Je trouve dans Blanche-Neige, tel que l’a imaginé Marc Webb, quelque chose d’un cinéma désincarné, vidé de substance et figé dans une posture aussi vaine que démonstrative.
Dès les premiers plans, quelque chose cloche. On attendait la réactivation d’un imaginaire fondé sur l’épure, la nature, l’effroi merveilleux, mais ce que le film donne à voir, c’est un monde sous cellophane, plastifié à l’extrême, où la forêt semble émaner d’une planche de rendus 3D, où les animaux clignent des yeux comme dans une publicité de Noël pour supermarché, et où les nains ont été remplacés par des entités informes, en CGI.

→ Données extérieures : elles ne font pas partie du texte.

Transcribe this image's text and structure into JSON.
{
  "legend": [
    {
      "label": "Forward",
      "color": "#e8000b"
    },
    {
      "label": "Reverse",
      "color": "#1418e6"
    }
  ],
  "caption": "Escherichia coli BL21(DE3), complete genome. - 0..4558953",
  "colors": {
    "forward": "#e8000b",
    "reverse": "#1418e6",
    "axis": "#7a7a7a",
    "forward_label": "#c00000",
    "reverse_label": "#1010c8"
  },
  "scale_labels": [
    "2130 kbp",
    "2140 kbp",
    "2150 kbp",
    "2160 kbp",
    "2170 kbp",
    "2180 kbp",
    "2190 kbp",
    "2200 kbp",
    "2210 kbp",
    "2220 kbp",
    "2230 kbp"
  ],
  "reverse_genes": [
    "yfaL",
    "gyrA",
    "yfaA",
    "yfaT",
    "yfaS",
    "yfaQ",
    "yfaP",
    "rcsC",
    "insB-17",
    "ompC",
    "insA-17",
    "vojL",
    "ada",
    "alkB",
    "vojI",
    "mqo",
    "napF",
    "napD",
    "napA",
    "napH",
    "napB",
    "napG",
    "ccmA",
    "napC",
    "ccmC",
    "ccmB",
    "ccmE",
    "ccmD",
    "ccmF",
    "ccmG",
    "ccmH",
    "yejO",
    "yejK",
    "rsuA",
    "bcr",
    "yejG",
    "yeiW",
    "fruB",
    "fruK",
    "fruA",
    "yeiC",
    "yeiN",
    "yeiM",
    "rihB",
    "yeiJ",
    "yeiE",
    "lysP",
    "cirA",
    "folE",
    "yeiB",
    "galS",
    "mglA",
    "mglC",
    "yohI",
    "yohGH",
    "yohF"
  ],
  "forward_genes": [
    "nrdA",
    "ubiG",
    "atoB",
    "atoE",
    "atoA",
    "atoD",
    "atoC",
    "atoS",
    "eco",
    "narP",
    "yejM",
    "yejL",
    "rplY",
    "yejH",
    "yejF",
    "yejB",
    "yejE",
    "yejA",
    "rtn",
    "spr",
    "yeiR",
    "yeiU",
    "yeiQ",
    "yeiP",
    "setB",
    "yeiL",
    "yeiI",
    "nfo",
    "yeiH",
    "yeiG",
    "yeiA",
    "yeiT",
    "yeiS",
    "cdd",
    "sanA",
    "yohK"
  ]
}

La décision de gommer les nains au profit de « créatures magiques » est symptomatique de ce que le film ne parvient jamais à assumer : son malaise devant la matière même du conte. Comme s’il fallait à tout prix nettoyer, expurger, moraliser la fable. Or, en cherchant à rendre tout transparent, conforme, inoffensif, le film finit par aplatir le récit, détruire ses strates,
Par contre, Blanche-Neige, dans cette version, n’est plus une figure d’innocence passive, ni une victime promise à un homme, mais un personnage programmé pour incarner les attendus d’un féminisme d’affiche : indépendante, forte, revendicative. Ce qui en soi pourrait n’être ni un défaut ni une trahison, si le film trouvait les formes capables d’accueillir cette réécriture.
Mais non : tout est plaqué, surligné, didactique. Et Rachel Zegler, malgré une présence indéniable, ne trouve jamais l’équilibre entre l’héritage qu’elle tente d’habiter et la modernité qu’elle est sommée d’imposer.
Elle semble prise au piège d’un double bind : ne pas trop ressembler à Blanche-Neige, mais ne pas trop s’en éloigner non plus. Résultat : elle joue sur la défensive, presque en retrait, crispée sur une posture plutôt qu’une incarnation.
Gal Gadot, de son côté, s’amuse visiblement à jouer la méchante reine, mais son plaisir de surface ne suffit pas à densifier un rôle qui reste prisonnier d’un kitsch mal assumé. Trop sérieuse pour être camp, trop absurde pour être tragique, elle aussi oscille. Un film qui ne sait jamais s’il veut faire peur, faire rire, faire rêver ou juste faire joli.
Mais encore le château est une image de synthèse, la forêt un fond vert, l’enchantement une interface. Le regard ne peut s’accrocher à rien.
Alors que reste-t-il, après le générique ? Le sentiment que ce Blanche-Neige n’a pas été pensé, mais validé. Qu’il n’est pas né d’un désir de cinéma, mais d’une mécanique de production. Un objet miroir d’une époque qui, en voulant à tout prix éviter les aspérités, finit par étouffer ce qui faisait du conte une matière vivante.
Et au fond, peut-être est-ce là sa seule réussite : nous rappeler, par contraste, combien la magie du premier film tenait à sa rugosité, à ses zones d’ombre.